I wanted to climb to the top, but my stomach was growling so fiercely that I couldn’t ignore it. Unwilling to spend any more time indoors, I found a sandwich stand, ordered ham and cheese on half a baguette, and ate it as I walked back toward the tower.
When I was done, I took a few pictures from the ground before climbing the seven hundred steps to the second floor and taking a lift up to the top. I exited the elevator wild with anticipation and went straight for the railing. When I looked out, I couldn’t help gasping. The guidebooks hadn’t lied—the view of Paris at twilight was breathtaking. And even if I was on my own in the most romantic city in the world, it was still full of beauty and history and culture.
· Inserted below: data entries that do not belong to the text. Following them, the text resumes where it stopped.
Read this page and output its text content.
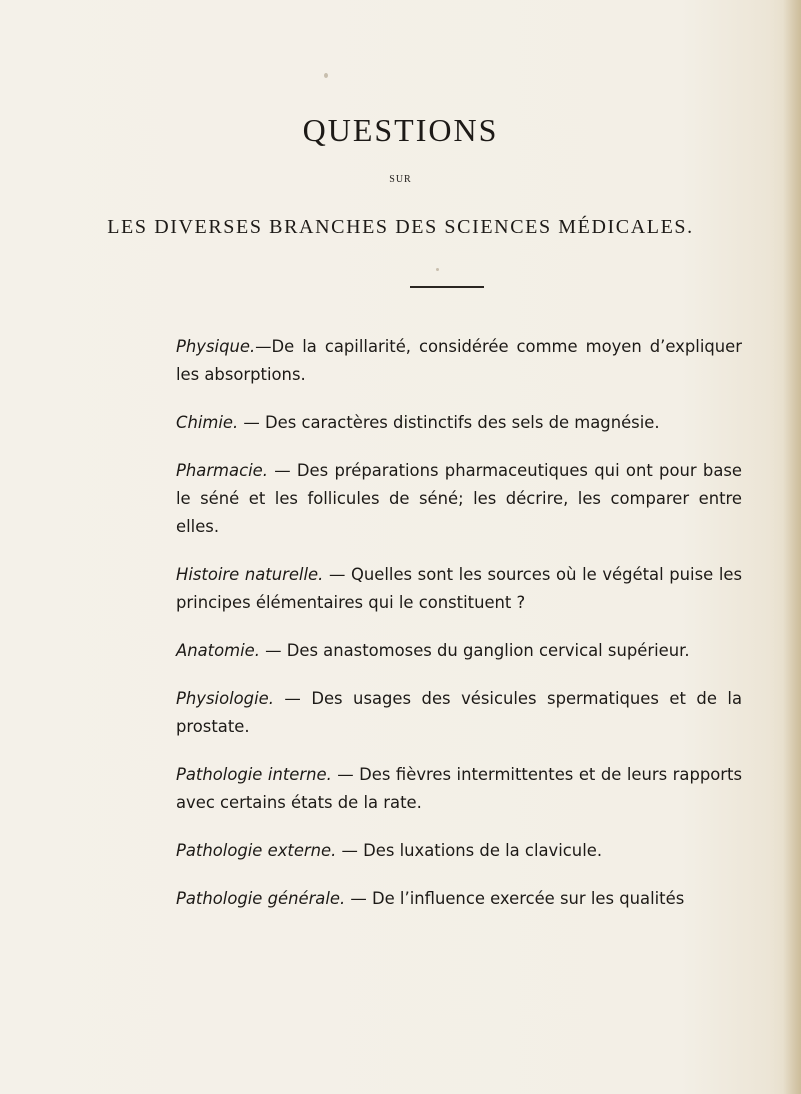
QUESTIONS
SUR
LES DIVERSES BRANCHES DES SCIENCES MÉDICALES.

Physique.—De la capillarité, considérée comme moyen d’expliquer les absorptions.

Chimie. — Des caractères distinctifs des sels de magnésie.

Pharmacie. — Des préparations pharmaceutiques qui ont pour base le séné et les follicules de séné; les décrire, les comparer entre elles.

Histoire naturelle. — Quelles sont les sources où le végétal puise les principes élémentaires qui le constituent ?

Anatomie. — Des anastomoses du ganglion cervical supérieur.

Physiologie. — Des usages des vésicules spermatiques et de la prostate.

Pathologie interne. — Des fièvres intermittentes et de leurs rapports avec certains états de la rate.

Pathologie externe. — Des luxations de la clavicule.

Pathologie générale. — De l’influence exercée sur les qualités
I’d take it all in, as much as I could in one week, and I wouldn’t have to worry about what anyone else wanted to do at any moment. There would be no Tucker to rush me through museums because he doesn’t like art, or roll his eyes at seeing yet another cathedral, or yawn his way through an opera. The entire city was at my feet, and it had plenty to offer. To hell with romance!